Нет, это еще не конец…
На фоне серого потолка появилось веселое лицо Кузьмича.
– Пьяный – не мертвый: когда-нибудь, да проспится, – важно изрек он. – Пора, Павлуха, подниматься. Как говорят грамотеи, на жизни точку ставить рано, а запятую – в самый раз!
– Где я? – едва выговорил Поль.
– Кажись, еще в Париже. То ли в «Сиреневом приюте», то ли в «Золотой акации». Но во Франции – это точно! – Кузьмич задорно подмигнул: – Очумел я маленько от Парижа… А может, и он – от меня… Сегодня завершаю труды свои торговые, и завтра – в путь, на родимую сторонушку.
– Труды торговые?.. – изумился Поль. – Вы ж еще не приступали к ним…
– Шалишь, Павлуха… Бочонки с французской водкой, то бишь с коньяком по-вашему, уже готовы. А в них – «паттандр» упрятан. Каждая фарфоровая финтифлюшечка в тряпицу обернута, чтобы не гремела и не звенела, в пути не разбилась.
Изделия Севрской фарфоровой мануфактуры
Поль напряженно поморщился:
– Погодите, какой коньяк, какой фарфор?!
Кузьмич покачал головой и назидательно пояснил:
– Глубоко в хмель врезался, коль ничего не помнишь. Закупил я, значит, в городе Севре вазы, фигурки, сервизы всякие, по моделям самого месье Фальконе изготовленные.
– Так мы и в Севре побывали?.. – еще больше удивился Поль.
– Кто бывал, а кто и в облаках витал. Зачем пастушку голову отбил? – Кузьмич погрозил пальцем.
– К-какому пастушку?..
– Фарфоровому. Мне ведь за него пришлось платить… Ладно, не робей, ухарь беспутный! Приладят московские умельцы голову, и продам я порченного пастушка какой-нибудь слепенькой барыне.
Поль подпер щеку ладонью, уставился в одну точку и тихо заговорил:
– Наследник русского престола, принц Павел, получил недавно от нашего монарха в подарок великолепный туалетный набор из шестидесяти четырех предметов, изготовленный севрскими умельцами…

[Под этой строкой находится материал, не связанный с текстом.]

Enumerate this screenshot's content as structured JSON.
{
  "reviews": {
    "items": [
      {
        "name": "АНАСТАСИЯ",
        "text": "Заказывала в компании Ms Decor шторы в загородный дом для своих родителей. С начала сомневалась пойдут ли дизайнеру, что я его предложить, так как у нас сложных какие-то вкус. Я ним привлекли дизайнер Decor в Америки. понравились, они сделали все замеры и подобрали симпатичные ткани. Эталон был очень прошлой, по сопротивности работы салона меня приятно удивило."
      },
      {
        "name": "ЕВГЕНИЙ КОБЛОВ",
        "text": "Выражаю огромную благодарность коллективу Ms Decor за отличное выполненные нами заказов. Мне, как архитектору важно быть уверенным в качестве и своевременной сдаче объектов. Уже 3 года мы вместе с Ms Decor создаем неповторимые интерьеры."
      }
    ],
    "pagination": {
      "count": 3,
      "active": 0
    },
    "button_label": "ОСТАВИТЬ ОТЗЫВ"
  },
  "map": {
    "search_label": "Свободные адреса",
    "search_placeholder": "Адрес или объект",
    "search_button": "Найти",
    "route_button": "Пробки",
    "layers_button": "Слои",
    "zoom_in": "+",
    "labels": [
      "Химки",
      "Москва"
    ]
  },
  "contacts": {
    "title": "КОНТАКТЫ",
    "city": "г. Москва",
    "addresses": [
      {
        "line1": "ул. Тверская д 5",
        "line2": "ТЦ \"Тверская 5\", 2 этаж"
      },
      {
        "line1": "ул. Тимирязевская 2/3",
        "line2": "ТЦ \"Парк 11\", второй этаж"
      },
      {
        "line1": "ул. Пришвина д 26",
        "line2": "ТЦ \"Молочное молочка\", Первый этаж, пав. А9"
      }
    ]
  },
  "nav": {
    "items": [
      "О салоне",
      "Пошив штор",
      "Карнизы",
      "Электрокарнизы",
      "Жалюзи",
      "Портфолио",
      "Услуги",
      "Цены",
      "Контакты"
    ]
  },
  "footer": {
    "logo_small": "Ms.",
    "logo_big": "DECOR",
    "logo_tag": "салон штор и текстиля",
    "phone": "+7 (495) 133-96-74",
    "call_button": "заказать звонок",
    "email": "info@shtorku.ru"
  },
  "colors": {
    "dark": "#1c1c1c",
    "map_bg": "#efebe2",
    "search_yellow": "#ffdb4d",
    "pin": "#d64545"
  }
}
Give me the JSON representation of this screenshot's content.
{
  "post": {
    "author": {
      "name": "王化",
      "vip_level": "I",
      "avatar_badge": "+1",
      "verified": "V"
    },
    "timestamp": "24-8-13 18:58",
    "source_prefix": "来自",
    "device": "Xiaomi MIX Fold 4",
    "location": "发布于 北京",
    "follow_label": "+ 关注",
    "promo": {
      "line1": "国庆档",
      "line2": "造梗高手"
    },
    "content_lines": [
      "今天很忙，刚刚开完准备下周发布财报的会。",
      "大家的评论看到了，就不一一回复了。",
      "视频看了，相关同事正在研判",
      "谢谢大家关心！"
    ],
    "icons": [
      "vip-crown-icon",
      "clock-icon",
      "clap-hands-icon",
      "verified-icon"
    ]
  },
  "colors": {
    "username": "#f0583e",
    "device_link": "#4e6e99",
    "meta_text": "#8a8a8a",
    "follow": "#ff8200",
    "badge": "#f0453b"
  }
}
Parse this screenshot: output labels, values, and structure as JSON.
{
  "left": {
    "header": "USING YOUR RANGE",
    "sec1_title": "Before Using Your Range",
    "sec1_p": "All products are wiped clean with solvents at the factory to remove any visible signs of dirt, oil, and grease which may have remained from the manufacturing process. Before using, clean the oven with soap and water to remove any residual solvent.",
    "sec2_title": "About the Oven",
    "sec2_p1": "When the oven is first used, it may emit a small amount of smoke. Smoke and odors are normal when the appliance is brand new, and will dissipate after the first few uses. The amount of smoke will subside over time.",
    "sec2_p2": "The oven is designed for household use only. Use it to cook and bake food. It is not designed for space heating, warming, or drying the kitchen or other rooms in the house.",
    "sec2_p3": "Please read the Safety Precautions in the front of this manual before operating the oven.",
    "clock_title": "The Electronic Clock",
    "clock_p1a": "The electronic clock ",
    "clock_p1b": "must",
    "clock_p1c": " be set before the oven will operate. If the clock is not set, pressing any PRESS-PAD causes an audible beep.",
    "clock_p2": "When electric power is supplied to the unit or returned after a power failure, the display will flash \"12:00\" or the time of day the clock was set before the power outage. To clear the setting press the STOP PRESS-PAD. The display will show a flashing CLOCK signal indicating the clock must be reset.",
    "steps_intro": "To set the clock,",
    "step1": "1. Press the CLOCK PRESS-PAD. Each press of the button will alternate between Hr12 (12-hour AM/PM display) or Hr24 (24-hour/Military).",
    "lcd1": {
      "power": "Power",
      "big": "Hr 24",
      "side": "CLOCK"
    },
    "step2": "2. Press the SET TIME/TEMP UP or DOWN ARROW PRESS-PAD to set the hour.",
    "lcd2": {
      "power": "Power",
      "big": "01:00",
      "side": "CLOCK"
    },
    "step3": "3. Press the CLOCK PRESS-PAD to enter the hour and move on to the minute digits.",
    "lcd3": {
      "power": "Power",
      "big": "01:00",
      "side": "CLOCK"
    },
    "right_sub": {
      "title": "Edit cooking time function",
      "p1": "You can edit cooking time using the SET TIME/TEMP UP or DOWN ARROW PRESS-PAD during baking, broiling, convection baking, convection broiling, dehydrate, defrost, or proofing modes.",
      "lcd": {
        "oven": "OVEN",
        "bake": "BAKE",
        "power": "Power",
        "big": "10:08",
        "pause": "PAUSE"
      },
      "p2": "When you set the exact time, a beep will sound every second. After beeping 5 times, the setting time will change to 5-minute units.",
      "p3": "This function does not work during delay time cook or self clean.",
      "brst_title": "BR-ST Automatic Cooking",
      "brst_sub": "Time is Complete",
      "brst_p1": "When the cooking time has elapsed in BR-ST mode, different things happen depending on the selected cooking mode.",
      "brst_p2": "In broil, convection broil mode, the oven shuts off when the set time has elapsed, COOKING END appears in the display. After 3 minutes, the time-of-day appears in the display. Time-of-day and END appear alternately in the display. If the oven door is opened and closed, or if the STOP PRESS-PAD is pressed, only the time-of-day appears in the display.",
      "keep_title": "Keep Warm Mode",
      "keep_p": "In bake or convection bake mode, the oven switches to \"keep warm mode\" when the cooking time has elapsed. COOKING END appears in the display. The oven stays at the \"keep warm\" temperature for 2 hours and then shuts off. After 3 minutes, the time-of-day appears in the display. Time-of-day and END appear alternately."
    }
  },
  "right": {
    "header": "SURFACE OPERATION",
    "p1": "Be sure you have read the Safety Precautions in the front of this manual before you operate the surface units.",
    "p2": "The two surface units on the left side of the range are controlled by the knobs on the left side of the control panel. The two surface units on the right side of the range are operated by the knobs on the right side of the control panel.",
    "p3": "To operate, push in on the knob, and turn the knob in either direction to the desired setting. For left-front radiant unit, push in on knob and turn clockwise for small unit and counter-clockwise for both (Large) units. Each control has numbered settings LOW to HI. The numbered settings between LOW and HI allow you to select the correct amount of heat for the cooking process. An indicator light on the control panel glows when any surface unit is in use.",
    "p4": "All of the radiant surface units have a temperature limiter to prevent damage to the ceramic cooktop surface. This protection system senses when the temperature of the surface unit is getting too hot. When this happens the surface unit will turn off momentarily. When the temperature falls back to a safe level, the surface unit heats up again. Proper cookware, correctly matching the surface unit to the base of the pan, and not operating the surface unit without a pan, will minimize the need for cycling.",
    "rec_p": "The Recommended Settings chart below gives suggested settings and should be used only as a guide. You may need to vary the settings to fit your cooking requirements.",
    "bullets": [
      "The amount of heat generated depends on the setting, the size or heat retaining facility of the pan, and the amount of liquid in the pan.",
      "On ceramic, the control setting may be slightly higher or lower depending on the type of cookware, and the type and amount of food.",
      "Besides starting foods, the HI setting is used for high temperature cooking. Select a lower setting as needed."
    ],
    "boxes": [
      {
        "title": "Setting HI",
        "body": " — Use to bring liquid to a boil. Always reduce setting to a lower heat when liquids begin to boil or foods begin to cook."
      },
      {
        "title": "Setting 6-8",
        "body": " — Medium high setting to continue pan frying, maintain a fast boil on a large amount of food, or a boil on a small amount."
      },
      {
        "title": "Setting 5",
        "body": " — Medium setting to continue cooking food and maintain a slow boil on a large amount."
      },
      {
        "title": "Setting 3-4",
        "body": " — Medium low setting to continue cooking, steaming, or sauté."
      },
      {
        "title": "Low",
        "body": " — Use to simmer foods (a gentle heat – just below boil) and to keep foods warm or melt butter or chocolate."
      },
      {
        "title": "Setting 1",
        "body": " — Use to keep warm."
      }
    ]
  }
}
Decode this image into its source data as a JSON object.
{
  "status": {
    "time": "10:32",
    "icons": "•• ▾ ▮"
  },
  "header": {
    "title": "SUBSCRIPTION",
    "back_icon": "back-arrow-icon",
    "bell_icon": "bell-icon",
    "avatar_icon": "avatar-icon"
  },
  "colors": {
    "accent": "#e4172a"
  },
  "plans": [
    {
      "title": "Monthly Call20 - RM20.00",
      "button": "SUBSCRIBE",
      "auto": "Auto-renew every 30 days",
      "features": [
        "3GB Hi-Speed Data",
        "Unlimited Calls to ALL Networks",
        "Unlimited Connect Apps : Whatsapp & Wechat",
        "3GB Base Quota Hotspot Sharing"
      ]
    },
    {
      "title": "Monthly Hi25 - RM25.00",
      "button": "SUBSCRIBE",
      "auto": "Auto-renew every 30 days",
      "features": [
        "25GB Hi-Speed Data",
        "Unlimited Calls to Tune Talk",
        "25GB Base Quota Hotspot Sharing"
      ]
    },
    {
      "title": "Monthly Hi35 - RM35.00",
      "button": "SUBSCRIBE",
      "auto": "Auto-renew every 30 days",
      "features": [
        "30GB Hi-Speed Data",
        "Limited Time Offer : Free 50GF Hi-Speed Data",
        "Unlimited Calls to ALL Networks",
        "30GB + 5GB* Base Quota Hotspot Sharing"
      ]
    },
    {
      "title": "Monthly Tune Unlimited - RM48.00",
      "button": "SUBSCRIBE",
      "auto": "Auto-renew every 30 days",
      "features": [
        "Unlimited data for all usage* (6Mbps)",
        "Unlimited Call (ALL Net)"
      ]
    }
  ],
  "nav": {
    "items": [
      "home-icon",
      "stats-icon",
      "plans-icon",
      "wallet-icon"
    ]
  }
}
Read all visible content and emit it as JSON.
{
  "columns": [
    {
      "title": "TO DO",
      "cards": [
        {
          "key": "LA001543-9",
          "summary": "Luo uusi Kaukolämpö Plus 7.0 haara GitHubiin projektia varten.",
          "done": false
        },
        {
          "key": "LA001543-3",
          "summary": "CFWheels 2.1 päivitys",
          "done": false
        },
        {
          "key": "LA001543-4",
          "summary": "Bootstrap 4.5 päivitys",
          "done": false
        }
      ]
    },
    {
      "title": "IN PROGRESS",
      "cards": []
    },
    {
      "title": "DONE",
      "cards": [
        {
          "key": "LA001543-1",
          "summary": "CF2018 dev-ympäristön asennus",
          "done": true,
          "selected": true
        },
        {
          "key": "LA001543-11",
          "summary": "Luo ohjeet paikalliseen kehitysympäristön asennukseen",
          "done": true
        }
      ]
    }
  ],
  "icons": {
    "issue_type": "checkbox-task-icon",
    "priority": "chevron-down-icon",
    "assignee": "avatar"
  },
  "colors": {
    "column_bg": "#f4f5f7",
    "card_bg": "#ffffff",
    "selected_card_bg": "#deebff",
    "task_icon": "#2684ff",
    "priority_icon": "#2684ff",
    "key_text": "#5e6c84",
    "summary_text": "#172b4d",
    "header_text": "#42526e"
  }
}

Кузьмич хитро подмигнул собеседнику:
– А мы про тот подарок наслышаны…
Поль вдруг встрепенулся:
– Господи, и когда же вы, месье Кузьмич, успели столько сделать? Мы ведь почти не расставались все эти жуткие дни и ночи… Но объясните, зачем прекрасный севрский фарфор прятать в бочки с коньяком?
– Так выгодней… Хоть на границе и располовинят мой коньяк всякие служивые охальники и бесчинщики, зато фарфор сохраню.
– А если и до него доберутся?
– И это не велика беда!
– Так в чем же выгода?
– А выгода – в слухе! – Кузьмич хитро сощурил глаза: – Ну, доберутся служивые до фарфора, ну, отнимут необъявленный товар, зато слух о том обойдет все города и веси.
– Ну и какая вам польза от этого?
– Вот голова непонятливая! – Кузьмич расхохотался, но все же снизошел до пояснения: – А дело в том, что у нас, в России, свои фарфоровые фабрики имеются. Первую открыл господин Дмитрий Виноградов еще при матушке-государыне Елизавете Петровне. И фарфор у нас, Павлуха, производится не хуже севрского.
– Так зачем же его завозить из-за границы?
– Затем, что нашенские модники слишком падкие на все французское. За сервиз, в отечестве изготовленный, больше рубля не дадут, а за такой же, но севрский, три с половиной, не моргнув, отдадут.